If you have gone through the previous article describing a typical scenario for virtualisation usage, you can already have a sense of the answer here. Still, it is worth looking at the profits you can get from virtualisation.
Basic advantages of virtualisation
Right off the bat, the top four benefits you can reap of are:
- saving power;
- hardware consolidation;
- system management and security;
Saving Power
Before the virtualisation, in reference with the X’s scenario, he would not have much choices and would have to setup each operating system on unique physical system. Since virtualisation is out there, now X could setup multiple web servers or clients on a single physical system, reducing huge electric consumption substantially.
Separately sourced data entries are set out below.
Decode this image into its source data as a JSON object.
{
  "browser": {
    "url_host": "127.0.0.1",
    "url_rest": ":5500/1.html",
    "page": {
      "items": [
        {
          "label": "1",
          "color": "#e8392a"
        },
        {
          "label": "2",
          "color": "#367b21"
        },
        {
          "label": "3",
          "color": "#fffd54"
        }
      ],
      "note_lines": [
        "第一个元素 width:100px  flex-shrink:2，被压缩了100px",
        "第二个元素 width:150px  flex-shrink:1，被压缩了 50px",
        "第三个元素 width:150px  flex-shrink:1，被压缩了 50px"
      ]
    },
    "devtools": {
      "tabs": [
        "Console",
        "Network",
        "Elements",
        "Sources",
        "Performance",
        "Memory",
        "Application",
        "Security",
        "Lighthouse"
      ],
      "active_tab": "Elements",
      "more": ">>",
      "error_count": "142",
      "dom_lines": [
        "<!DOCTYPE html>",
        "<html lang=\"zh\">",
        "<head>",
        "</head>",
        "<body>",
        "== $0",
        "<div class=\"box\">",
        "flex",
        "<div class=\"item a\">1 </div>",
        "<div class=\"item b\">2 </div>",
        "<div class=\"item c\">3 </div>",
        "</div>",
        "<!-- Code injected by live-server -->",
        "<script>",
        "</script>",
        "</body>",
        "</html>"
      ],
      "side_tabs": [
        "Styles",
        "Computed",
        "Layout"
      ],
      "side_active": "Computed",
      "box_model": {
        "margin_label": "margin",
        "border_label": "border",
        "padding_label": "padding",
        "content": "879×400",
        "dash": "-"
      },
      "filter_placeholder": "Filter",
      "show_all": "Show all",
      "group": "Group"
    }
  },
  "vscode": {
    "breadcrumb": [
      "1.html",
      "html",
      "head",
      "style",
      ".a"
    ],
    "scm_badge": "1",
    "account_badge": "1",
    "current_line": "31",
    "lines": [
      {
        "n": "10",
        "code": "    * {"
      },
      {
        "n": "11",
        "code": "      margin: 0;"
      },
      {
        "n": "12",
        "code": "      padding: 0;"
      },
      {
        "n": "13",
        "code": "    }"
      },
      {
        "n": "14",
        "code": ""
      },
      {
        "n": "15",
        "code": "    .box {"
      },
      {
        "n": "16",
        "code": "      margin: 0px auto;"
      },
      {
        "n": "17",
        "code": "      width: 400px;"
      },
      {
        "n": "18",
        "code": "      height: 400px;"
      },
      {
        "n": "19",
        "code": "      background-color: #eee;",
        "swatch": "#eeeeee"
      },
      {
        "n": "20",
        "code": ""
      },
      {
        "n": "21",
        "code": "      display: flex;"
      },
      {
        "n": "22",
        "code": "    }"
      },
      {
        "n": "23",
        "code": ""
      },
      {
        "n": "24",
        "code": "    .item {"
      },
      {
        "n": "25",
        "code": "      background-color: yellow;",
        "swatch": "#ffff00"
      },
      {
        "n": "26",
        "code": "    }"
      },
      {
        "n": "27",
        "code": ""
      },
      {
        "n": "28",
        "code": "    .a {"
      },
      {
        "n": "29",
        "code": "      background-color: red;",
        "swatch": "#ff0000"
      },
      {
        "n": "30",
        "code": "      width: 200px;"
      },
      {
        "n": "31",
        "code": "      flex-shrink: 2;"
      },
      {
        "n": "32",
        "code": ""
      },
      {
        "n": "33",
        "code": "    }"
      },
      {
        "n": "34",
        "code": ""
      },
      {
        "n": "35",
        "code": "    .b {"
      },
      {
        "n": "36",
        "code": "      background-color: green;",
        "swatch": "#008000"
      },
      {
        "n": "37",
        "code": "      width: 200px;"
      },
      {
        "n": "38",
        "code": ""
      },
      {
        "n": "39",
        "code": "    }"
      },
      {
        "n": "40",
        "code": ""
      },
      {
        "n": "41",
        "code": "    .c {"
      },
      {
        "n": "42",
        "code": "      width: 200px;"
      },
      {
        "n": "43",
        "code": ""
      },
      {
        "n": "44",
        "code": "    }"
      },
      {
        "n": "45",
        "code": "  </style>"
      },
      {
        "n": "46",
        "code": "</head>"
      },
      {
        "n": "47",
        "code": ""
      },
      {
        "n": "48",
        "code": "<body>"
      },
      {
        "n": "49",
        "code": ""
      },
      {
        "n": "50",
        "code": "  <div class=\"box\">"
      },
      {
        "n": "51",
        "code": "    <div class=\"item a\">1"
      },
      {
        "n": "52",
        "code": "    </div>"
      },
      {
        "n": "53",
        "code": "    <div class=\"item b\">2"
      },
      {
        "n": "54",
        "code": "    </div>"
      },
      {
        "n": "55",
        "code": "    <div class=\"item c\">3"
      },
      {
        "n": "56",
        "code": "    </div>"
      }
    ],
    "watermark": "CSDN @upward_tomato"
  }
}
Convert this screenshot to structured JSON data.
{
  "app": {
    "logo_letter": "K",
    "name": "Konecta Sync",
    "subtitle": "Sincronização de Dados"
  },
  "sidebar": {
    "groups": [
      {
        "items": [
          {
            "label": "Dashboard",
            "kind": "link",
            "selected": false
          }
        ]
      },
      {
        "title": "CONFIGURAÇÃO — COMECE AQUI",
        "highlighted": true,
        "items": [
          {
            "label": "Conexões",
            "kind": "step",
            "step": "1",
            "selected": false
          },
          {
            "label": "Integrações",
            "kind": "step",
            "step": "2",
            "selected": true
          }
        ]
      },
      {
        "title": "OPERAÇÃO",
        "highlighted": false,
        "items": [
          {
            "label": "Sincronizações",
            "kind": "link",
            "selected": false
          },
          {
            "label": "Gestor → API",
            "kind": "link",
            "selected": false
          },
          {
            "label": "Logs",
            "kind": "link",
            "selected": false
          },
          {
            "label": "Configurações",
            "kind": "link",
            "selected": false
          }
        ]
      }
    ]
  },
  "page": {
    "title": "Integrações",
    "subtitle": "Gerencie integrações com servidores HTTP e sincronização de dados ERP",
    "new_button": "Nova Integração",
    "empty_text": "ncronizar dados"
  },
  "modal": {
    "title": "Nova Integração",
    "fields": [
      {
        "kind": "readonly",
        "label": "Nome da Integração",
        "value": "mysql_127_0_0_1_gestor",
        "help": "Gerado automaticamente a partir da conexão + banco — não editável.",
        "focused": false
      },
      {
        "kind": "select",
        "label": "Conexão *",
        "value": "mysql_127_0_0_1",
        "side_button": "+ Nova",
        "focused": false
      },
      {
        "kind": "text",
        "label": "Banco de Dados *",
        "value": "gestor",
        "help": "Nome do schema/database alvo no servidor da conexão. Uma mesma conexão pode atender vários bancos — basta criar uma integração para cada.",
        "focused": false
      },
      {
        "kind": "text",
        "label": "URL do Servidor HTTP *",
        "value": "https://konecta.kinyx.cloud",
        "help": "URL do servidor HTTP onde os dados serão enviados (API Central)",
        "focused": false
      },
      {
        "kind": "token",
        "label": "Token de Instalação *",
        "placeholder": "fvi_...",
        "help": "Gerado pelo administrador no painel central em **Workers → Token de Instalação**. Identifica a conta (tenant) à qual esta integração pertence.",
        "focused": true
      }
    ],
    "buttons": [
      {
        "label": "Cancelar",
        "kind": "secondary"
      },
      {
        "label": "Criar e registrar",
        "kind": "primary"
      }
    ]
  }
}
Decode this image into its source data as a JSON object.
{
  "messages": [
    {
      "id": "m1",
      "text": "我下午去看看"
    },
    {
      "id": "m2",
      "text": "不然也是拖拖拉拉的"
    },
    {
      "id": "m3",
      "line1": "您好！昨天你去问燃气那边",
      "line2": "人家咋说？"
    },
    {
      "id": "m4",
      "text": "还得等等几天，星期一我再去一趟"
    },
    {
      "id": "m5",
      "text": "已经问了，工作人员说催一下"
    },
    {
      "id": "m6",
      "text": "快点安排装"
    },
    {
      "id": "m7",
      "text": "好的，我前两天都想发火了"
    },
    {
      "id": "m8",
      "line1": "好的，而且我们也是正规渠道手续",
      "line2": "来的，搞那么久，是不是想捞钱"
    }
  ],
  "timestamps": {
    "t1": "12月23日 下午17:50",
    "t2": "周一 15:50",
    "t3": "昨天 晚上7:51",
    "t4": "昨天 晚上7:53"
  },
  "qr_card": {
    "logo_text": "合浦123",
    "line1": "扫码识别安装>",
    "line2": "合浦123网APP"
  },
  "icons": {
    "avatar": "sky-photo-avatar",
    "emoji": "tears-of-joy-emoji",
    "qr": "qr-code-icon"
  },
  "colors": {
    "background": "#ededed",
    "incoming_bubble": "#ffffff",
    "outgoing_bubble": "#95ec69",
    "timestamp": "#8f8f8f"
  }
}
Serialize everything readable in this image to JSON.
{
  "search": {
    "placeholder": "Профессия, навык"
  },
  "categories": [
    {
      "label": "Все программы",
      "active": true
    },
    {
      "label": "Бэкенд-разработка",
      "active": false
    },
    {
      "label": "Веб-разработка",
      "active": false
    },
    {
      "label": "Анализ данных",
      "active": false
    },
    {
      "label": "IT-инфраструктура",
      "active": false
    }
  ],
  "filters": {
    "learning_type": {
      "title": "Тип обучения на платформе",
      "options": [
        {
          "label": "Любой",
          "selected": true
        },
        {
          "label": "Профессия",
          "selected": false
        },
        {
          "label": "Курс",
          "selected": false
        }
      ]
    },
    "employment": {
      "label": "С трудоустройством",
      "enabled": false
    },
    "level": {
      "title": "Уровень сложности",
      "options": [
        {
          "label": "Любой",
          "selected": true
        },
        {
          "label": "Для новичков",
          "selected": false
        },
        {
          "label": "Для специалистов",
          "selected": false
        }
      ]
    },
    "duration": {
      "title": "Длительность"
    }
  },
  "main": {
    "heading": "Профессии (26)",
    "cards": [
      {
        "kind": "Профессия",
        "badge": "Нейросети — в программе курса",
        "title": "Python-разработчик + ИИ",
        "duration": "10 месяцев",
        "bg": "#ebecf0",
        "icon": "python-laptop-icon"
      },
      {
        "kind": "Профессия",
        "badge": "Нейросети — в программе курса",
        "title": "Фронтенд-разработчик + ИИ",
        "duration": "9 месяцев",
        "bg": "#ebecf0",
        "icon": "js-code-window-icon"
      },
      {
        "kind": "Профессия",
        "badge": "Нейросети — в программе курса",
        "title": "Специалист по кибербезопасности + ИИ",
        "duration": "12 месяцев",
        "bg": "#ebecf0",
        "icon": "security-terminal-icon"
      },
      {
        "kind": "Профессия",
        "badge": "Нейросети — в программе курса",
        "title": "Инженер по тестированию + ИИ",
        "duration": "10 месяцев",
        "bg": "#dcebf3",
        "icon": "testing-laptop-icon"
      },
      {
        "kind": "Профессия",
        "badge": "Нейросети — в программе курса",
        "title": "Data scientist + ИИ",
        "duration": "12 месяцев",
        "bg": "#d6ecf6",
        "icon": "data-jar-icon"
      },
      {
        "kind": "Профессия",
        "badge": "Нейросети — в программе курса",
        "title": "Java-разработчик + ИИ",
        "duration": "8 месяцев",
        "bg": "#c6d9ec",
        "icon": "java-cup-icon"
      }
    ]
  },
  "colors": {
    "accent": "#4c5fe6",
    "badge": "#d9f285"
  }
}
Rather than one machine running a Windows File server and another windows system for DNS server and another running Linux for DHCP server, use one physical system and setup system for that handle all three of them. Imagine if each of the system had consume 300 watts of electricity how much three or more of them would consume each day? Whereas you can potentially cut down the consumption to just one 300 watts of electricity consumption.
Hardware consolidation
You can save power by consolidating multiple web servers or clients into one single powerful server or client, you which also helps you avoid the cost involves purchasing expensive hardware which may rarely run at its full capacity during its entire lifetime. With the durable thin clients, complex desktop computers can easily be replaced, which may not even require additional physical components like hard drives, fans, optical drives since they only need enough power to access the server. For such a case, why would anybody buy the whole multiple high-end servers, multiple processors, RAID arrays, redundant power supplies and so on so forth. A simple implementation of virtualisation, you build one physical server machine and run multiple servers or clients, which eliminates all of these potential direct business cost and overheads.
System management and security
One of the most common benefits with virtualisation is reaping from the easy-to-manage systems. You can take the full advantage of the fact that VMs are simply like files like any other files, can be copied. Any new employees can quickly setup virtual machine with department-specifics including all of the software that is already installed.
This kind of management system turns out to be a sleek security advantage as well. Let’s say you have put a new employee with a physical system. In case that system goes down for some reason like – hacked, malware and likes – you need to restore the whole system from a backup, which at worst, may not be even easily available or break out the operating system’s installation media. If a virtualisation has been setup, the host machine, hypervisor and any other VMs it runs fortunately are, generally, unaffected and uninfected. You just need to shut down the virtual machine and reload another clean and alternative copy of it. That is it. Since, VMS are simply files, they are easy to keep around and mange and backed up.
Yet, note that we mentioned “generally” here since VMs are connected to a network, which face the same risk factors as any other networked computers. All networked VMs have security requirements, which are similar to a physical system and definitely should get the kind of security system you would implement in a physical system. VMs still need a good amount of security measures and hygiene.
Most of the virtual machines out there give us the option to make a snapshot or checkpoint which saves a copy of the virtual machines state of that point of time. This incredibly allow us to quickly revert back to that state when we need it.
These snapshots can let you take risky measurements, maintenance with a safety net or updating, without having to worry about if you could ever go back to such state before. However, these measures are not long term strategy for backup since each of these snapshots can significantly reduce performance and should be removed as soon the threat is passed.
Note that each of these virtual machines have same behaviour or tasks available to you as of any other physical system with any operating system. So you could manage machines multiple user accounts with their respective user name, passwords, permissions and so on.